事前にあるいは術後にしっかりと説明をして頂けるとよかったですね。
歯の痛みには大きく分けて歯の中の歯髄組織由来のものと、根の周囲にある
歯根膜の反応由来のものがあります。
虫歯が進行すると、冷たいものがしみたり、熱いものがしみたり何もしなくとも痛かったりするのが歯髄組織による反応です。
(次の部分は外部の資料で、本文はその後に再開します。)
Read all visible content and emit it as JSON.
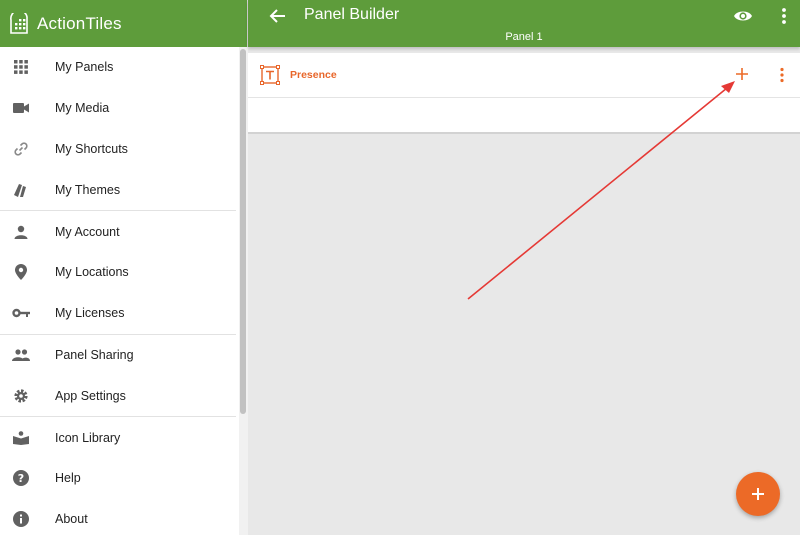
{
  "app": {
    "brand": "ActionTiles"
  },
  "sidebar": {
    "groups": [
      [
        {
          "label": "My Panels",
          "icon": "grid-icon"
        },
        {
          "label": "My Media",
          "icon": "video-camera-icon"
        },
        {
          "label": "My Shortcuts",
          "icon": "link-icon"
        },
        {
          "label": "My Themes",
          "icon": "palette-icon"
        }
      ],
      [
        {
          "label": "My Account",
          "icon": "person-icon"
        },
        {
          "label": "My Locations",
          "icon": "location-pin-icon"
        },
        {
          "label": "My Licenses",
          "icon": "key-icon"
        }
      ],
      [
        {
          "label": "Panel Sharing",
          "icon": "people-icon"
        },
        {
          "label": "App Settings",
          "icon": "gear-icon"
        }
      ],
      [
        {
          "label": "Icon Library",
          "icon": "book-icon"
        },
        {
          "label": "Help",
          "icon": "help-icon"
        },
        {
          "label": "About",
          "icon": "info-icon"
        }
      ]
    ]
  },
  "header": {
    "title": "Panel Builder",
    "subtitle": "Panel 1"
  },
  "section": {
    "title": "Presence",
    "icon": "text-box-icon"
  },
  "colors": {
    "primary": "#5e9c3b",
    "accent": "#ec6a27",
    "annotation": "#e53935"
  }
}
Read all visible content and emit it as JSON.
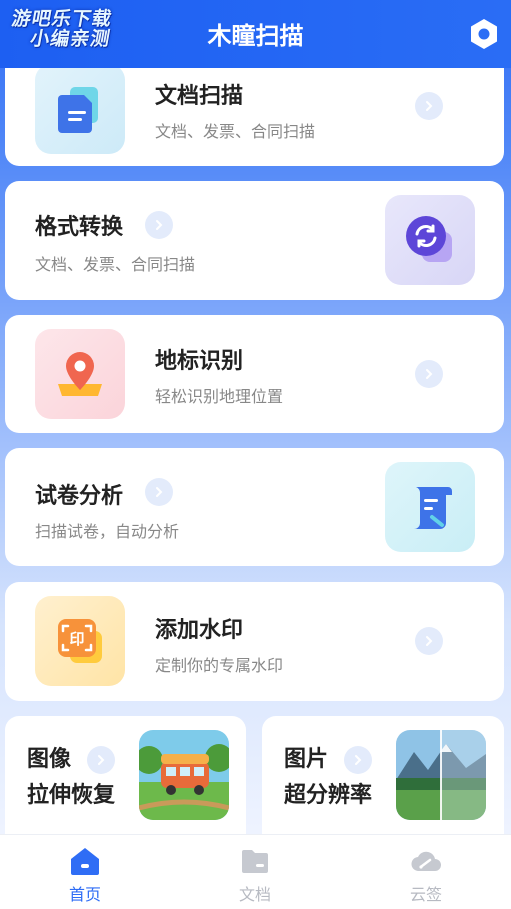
{
  "watermark": {
    "line1": "游吧乐下载",
    "line2": "小编亲测"
  },
  "header": {
    "title": "木瞳扫描",
    "settings_icon": "settings-hexagon-icon"
  },
  "cards": [
    {
      "title": "文档扫描",
      "subtitle": "文档、发票、合同扫描",
      "icon": "document-icon"
    },
    {
      "title": "格式转换",
      "subtitle": "文档、发票、合同扫描",
      "icon": "convert-icon"
    },
    {
      "title": "地标识别",
      "subtitle": "轻松识别地理位置",
      "icon": "location-pin-icon"
    },
    {
      "title": "试卷分析",
      "subtitle": "扫描试卷，自动分析",
      "icon": "exam-scroll-icon"
    },
    {
      "title": "添加水印",
      "subtitle": "定制你的专属水印",
      "icon": "stamp-icon"
    }
  ],
  "tiles": [
    {
      "line1": "图像",
      "line2": "拉伸恢复",
      "thumb": "bus-illustration"
    },
    {
      "line1": "图片",
      "line2": "超分辨率",
      "thumb": "mountain-landscape"
    }
  ],
  "tabbar": [
    {
      "label": "首页",
      "icon": "home-icon",
      "active": true
    },
    {
      "label": "文档",
      "icon": "folder-icon",
      "active": false
    },
    {
      "label": "云签",
      "icon": "cloud-sign-icon",
      "active": false
    }
  ],
  "colors": {
    "primary": "#2f6df5",
    "inactive": "#b7bac2",
    "chevron_bg": "#e3ebfb"
  }
}
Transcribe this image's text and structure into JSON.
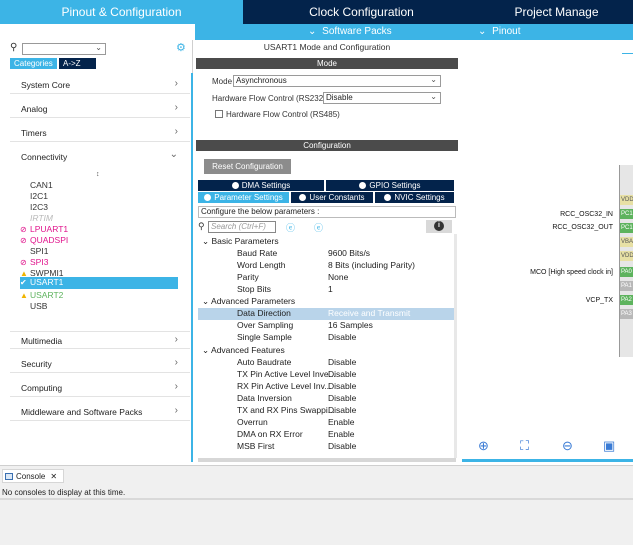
{
  "tabs": {
    "pinout": "Pinout & Configuration",
    "clock": "Clock Configuration",
    "project": "Project Manage"
  },
  "subbar": {
    "software_packs": "Software Packs",
    "pinout": "Pinout"
  },
  "left": {
    "search_value": "",
    "categories_btn": "Categories",
    "atoz_btn": "A->Z",
    "cats_top": [
      "System Core",
      "Analog",
      "Timers",
      "Connectivity"
    ],
    "peripherals": [
      {
        "name": "CAN1",
        "status": "none",
        "color": "#333333"
      },
      {
        "name": "I2C1",
        "status": "none",
        "color": "#333333"
      },
      {
        "name": "I2C3",
        "status": "none",
        "color": "#333333"
      },
      {
        "name": "IRTIM",
        "status": "disabled",
        "color": "#b9b9b9"
      },
      {
        "name": "LPUART1",
        "status": "conflict",
        "color": "#e0148c"
      },
      {
        "name": "QUADSPI",
        "status": "conflict",
        "color": "#e0148c"
      },
      {
        "name": "SPI1",
        "status": "none",
        "color": "#333333"
      },
      {
        "name": "SPI3",
        "status": "conflict",
        "color": "#e0148c"
      },
      {
        "name": "SWPMI1",
        "status": "warning",
        "color": "#333333"
      },
      {
        "name": "USART1",
        "status": "ok",
        "color": "#ffffff"
      },
      {
        "name": "USART2",
        "status": "warning",
        "color": "#5db35d"
      },
      {
        "name": "USB",
        "status": "none",
        "color": "#333333"
      }
    ],
    "cats_bottom": [
      "Multimedia",
      "Security",
      "Computing",
      "Middleware and Software Packs"
    ]
  },
  "mode_panel": {
    "title": "USART1 Mode and Configuration",
    "mode_header": "Mode",
    "mode_label": "Mode",
    "mode_value": "Asynchronous",
    "hfc_label": "Hardware Flow Control (RS232)",
    "hfc_value": "Disable",
    "rs485_label": "Hardware Flow Control (RS485)",
    "config_header": "Configuration",
    "reset_btn": "Reset Configuration",
    "tabs": [
      "DMA Settings",
      "GPIO Settings",
      "Parameter Settings",
      "User Constants",
      "NVIC Settings"
    ],
    "configure_label": "Configure the below parameters :",
    "search_placeholder": "Search (Ctrl+F)",
    "groups": {
      "basic": "Basic Parameters",
      "advanced": "Advanced Parameters",
      "features": "Advanced Features"
    },
    "basic_params": [
      {
        "name": "Baud Rate",
        "value": "9600 Bits/s"
      },
      {
        "name": "Word Length",
        "value": "8 Bits (including Parity)"
      },
      {
        "name": "Parity",
        "value": "None"
      },
      {
        "name": "Stop Bits",
        "value": "1"
      }
    ],
    "advanced_params": [
      {
        "name": "Data Direction",
        "value": "Receive and Transmit"
      },
      {
        "name": "Over Sampling",
        "value": "16 Samples"
      },
      {
        "name": "Single Sample",
        "value": "Disable"
      }
    ],
    "features_params": [
      {
        "name": "Auto Baudrate",
        "value": "Disable"
      },
      {
        "name": "TX Pin Active Level Inve...",
        "value": "Disable"
      },
      {
        "name": "RX Pin Active Level Inv...",
        "value": "Disable"
      },
      {
        "name": "Data Inversion",
        "value": "Disable"
      },
      {
        "name": "TX and RX Pins Swappi...",
        "value": "Disable"
      },
      {
        "name": "Overrun",
        "value": "Enable"
      },
      {
        "name": "DMA on RX Error",
        "value": "Enable"
      },
      {
        "name": "MSB First",
        "value": "Disable"
      }
    ]
  },
  "chip": {
    "labels": [
      "RCC_OSC32_IN",
      "RCC_OSC32_OUT",
      "MCO [High speed clock in]",
      "VCP_TX"
    ],
    "pins": [
      {
        "text": "VDD",
        "color": "#e7e0a5"
      },
      {
        "text": "PC1",
        "color": "#5db35d"
      },
      {
        "text": "PC1",
        "color": "#5db35d"
      },
      {
        "text": "VBA",
        "color": "#e7e0a5"
      },
      {
        "text": "VDD",
        "color": "#e7e0a5"
      },
      {
        "text": "PA0",
        "color": "#5db35d"
      },
      {
        "text": "PA1",
        "color": "#b8b8b8"
      },
      {
        "text": "PA2",
        "color": "#5db35d"
      },
      {
        "text": "PA3",
        "color": "#b8b8b8"
      }
    ]
  },
  "console": {
    "tab_label": "Console",
    "message": "No consoles to display at this time."
  }
}
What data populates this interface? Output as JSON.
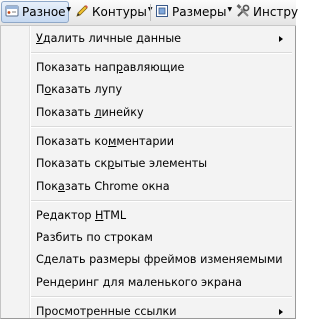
{
  "toolbar": {
    "misc": {
      "label": "Разное",
      "icon": "misc-icon"
    },
    "outlines": {
      "label": "Контуры",
      "icon": "pencil-icon"
    },
    "sizes": {
      "label": "Размеры",
      "icon": "resize-icon"
    },
    "tools": {
      "label": "Инстру",
      "icon": "tools-icon"
    }
  },
  "menu": {
    "groups": [
      [
        {
          "before": "",
          "underline": "У",
          "after": "далить личные данные",
          "submenu": true
        }
      ],
      [
        {
          "before": "Показать нап",
          "underline": "р",
          "after": "авляющие"
        },
        {
          "before": "П",
          "underline": "о",
          "after": "казать лупу"
        },
        {
          "before": "Показать ",
          "underline": "л",
          "after": "инейку"
        }
      ],
      [
        {
          "before": "Показать ко",
          "underline": "м",
          "after": "ментарии"
        },
        {
          "before": "Показать ск",
          "underline": "р",
          "after": "ытые элементы"
        },
        {
          "before": "Пок",
          "underline": "а",
          "after": "зать Chrome окна"
        }
      ],
      [
        {
          "before": "Редактор ",
          "underline": "H",
          "after": "TML"
        },
        {
          "before": "Разбить по строкам",
          "underline": "",
          "after": ""
        },
        {
          "before": "Сделать размеры фреймов изменяемыми",
          "underline": "",
          "after": ""
        },
        {
          "before": "Рендеринг для маленького экрана",
          "underline": "",
          "after": ""
        }
      ],
      [
        {
          "before": "Просмотренные ссылки",
          "underline": "",
          "after": "",
          "submenu": true
        }
      ]
    ]
  }
}
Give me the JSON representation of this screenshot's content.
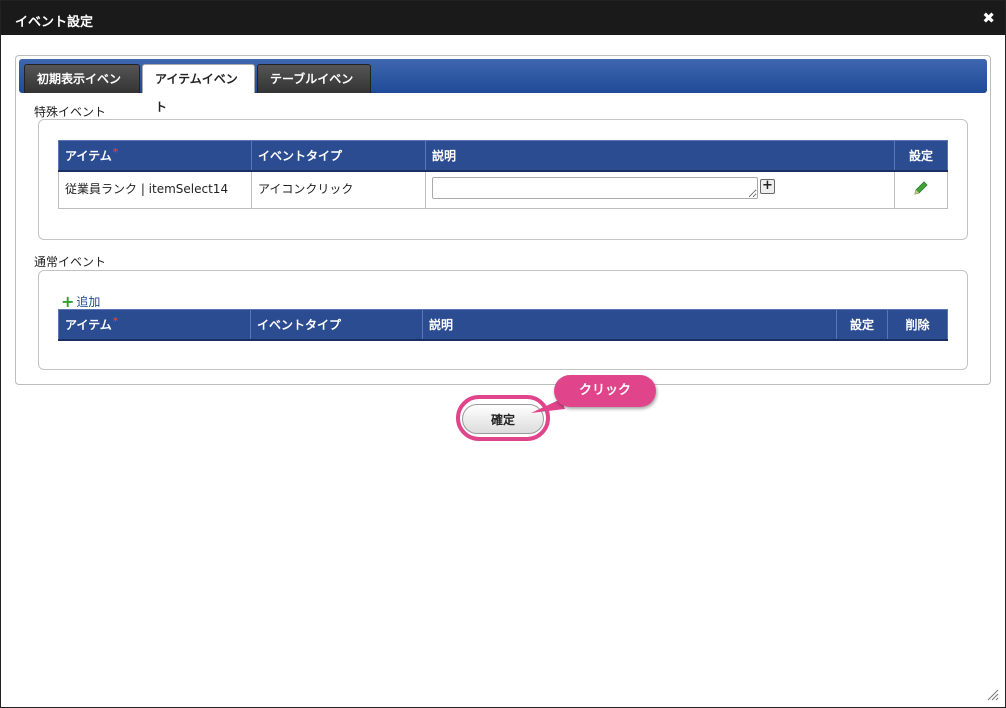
{
  "dialog": {
    "title": "イベント設定",
    "close": "✖"
  },
  "tabs": [
    {
      "label": "初期表示イベント",
      "active": false
    },
    {
      "label": "アイテムイベント",
      "active": true
    },
    {
      "label": "テーブルイベント",
      "active": false
    }
  ],
  "special_events": {
    "label": "特殊イベント",
    "columns": {
      "item": "アイテム",
      "event_type": "イベントタイプ",
      "description": "説明",
      "settings": "設定"
    },
    "rows": [
      {
        "item": "従業員ランク | itemSelect14",
        "event_type": "アイコンクリック",
        "description": ""
      }
    ]
  },
  "normal_events": {
    "label": "通常イベント",
    "add_label": "追加",
    "columns": {
      "item": "アイテム",
      "event_type": "イベントタイプ",
      "description": "説明",
      "settings": "設定",
      "delete": "削除"
    }
  },
  "confirm_label": "確定",
  "callout_label": "クリック",
  "colors": {
    "tab_bar": "#2c4c92",
    "header": "#2c4c92",
    "highlight": "#e0458b",
    "add_icon": "#2ea22e"
  }
}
虫歯が歯髄組織まで進行すると、歯髄組織は不可逆性の変性を始めますので、取り除かなければいけなくなります。
この処置が神経を取るという処置になります。
一方、歯をぶつけたりするとその時痛かったり、その衝撃が強かった場合など暫く痛みが続くことがあります。
これが
歯根膜の反応による痛みです。
それぞれの歯は根の周囲に骨との間に
歯根膜という組織があり、歯に掛かる圧力を感知する感覚器官になっています。
物を咬んだ時、硬いもの・柔らかいものを瞬時に判断することができるのはこの組織があるからです。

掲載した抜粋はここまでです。